Adam got a skillet out of a cabinet and eggs and milk out of the fridge. “There’s one furniture store in town,” he said, cracking eggs on the side of the skillet, then adding milk before starting to stir them with a fork. “They might have one. Otherwise there’s Logan. It’s about forty-five minutes away. Do you want cheese on your eggs?”

“Sure.” Kalen sat on one of the stools, patting Moira’s back. “That sounds like it’s far. Do you have a car seat?” He rolled the unfamiliar term over his tongue. “You said one saved her. It seems like something we should have.”

“It did, and no, I don’t.” Adam had the eggs fluffy now, and he split them onto two plates before getting a bag of shredded cheese out to sprinkle over the hot eggs. He put everything away while the eggs cooled, getting out orange juice and two cups and forks. “Hope you like orange juice; it’s all I have. Hope you have money too, because this stuff is going to be expensive.”

“Money is not an issue,” Kalen said. He settled Moira on his lap and pulled his plate closer. “Thank you. Whatever you need me to pay for, I can take care of. I already have more gold than I can spend in a hundred years, and my parents insisted on providing funds of their own. No, darling, this is my food,” he added to Moira, putting his eggs out of her reach. “You just ate.”

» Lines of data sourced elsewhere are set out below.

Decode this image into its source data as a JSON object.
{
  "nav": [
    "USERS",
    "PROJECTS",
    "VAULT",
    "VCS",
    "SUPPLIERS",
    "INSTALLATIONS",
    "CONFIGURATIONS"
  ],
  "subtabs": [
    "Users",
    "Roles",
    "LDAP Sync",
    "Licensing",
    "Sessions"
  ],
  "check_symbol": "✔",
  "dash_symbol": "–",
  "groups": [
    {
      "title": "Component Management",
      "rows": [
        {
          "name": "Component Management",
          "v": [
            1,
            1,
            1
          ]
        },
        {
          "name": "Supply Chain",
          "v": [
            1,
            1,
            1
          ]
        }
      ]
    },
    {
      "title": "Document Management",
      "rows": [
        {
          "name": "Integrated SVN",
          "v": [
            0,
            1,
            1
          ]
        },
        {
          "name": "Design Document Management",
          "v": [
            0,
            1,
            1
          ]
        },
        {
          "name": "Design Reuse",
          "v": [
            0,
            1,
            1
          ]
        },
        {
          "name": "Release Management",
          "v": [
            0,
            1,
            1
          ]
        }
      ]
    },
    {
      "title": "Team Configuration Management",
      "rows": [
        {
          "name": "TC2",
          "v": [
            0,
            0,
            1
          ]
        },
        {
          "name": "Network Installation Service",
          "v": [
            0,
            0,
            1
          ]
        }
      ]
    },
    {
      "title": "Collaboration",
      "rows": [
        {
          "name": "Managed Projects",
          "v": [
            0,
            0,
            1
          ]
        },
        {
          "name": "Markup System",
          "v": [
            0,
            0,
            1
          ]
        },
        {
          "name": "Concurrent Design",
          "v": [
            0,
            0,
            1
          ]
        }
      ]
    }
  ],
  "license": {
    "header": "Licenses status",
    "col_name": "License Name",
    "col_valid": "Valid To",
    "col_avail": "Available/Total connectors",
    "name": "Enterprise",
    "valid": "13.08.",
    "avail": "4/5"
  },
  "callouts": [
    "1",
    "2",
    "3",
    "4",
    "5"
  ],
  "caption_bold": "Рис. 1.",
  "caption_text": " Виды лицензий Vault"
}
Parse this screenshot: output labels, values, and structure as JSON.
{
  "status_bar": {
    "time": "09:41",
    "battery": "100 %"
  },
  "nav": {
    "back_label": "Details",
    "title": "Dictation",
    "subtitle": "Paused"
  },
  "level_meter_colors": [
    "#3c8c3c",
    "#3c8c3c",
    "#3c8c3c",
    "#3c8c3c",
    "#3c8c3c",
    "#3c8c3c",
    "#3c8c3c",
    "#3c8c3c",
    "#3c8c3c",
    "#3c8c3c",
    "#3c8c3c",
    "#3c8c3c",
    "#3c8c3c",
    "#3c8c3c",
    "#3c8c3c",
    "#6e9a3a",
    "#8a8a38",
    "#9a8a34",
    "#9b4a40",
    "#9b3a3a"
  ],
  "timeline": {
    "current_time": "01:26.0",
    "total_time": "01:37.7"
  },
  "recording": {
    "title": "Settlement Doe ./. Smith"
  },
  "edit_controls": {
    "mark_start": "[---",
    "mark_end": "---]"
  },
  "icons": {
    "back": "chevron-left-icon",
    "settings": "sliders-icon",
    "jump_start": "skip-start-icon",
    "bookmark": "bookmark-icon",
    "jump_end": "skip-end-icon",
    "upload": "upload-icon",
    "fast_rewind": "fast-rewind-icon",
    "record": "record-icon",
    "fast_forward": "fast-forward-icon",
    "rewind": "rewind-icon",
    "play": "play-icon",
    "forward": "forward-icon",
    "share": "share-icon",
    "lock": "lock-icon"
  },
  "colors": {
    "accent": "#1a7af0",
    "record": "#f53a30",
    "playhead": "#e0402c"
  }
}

He looked up at Adam and offered a small smile. Adam looked rumpled but rested, his robe hanging open to show that bare, toned chest Kalen had already seen so much of. “I think we should get her a high chair too,” Kalen said.

“I may have you help with utilities if you use a lot of water, and maybe groceries once in a while. But I manage okay. We should stop at a bank if you’re carrying gold and trade it in for paper money instead. People don’t really use gold anymore.” Adam raised an eyebrow at Kalen and then tucked in, quickly demolishing his eggs.

“I have a credit card,” Kalen said around bites of food. For something so simple, it was surprisingly delicious. Of course, even with the realm travel, it had been the better part of a day since Kalen had eaten anything, so there was that. “My people long ago figured out how to connect our money to your banks for when we’re visiting.” He finished his eggs and drained the juice in several long swallows. “It’s only fair I shoulder some of the expenses.”

“A credit card is even better,” Adam said. He took their plates and glasses and put them in the sink. “Let me shower and get dressed. Then we can see if Cheryl across the street will loan us her car seat until we can get one for Moira.”

Kalen nodded, then wrinkled his nose as a ripe smell rose up from Moira. “We’ll need diapers too.”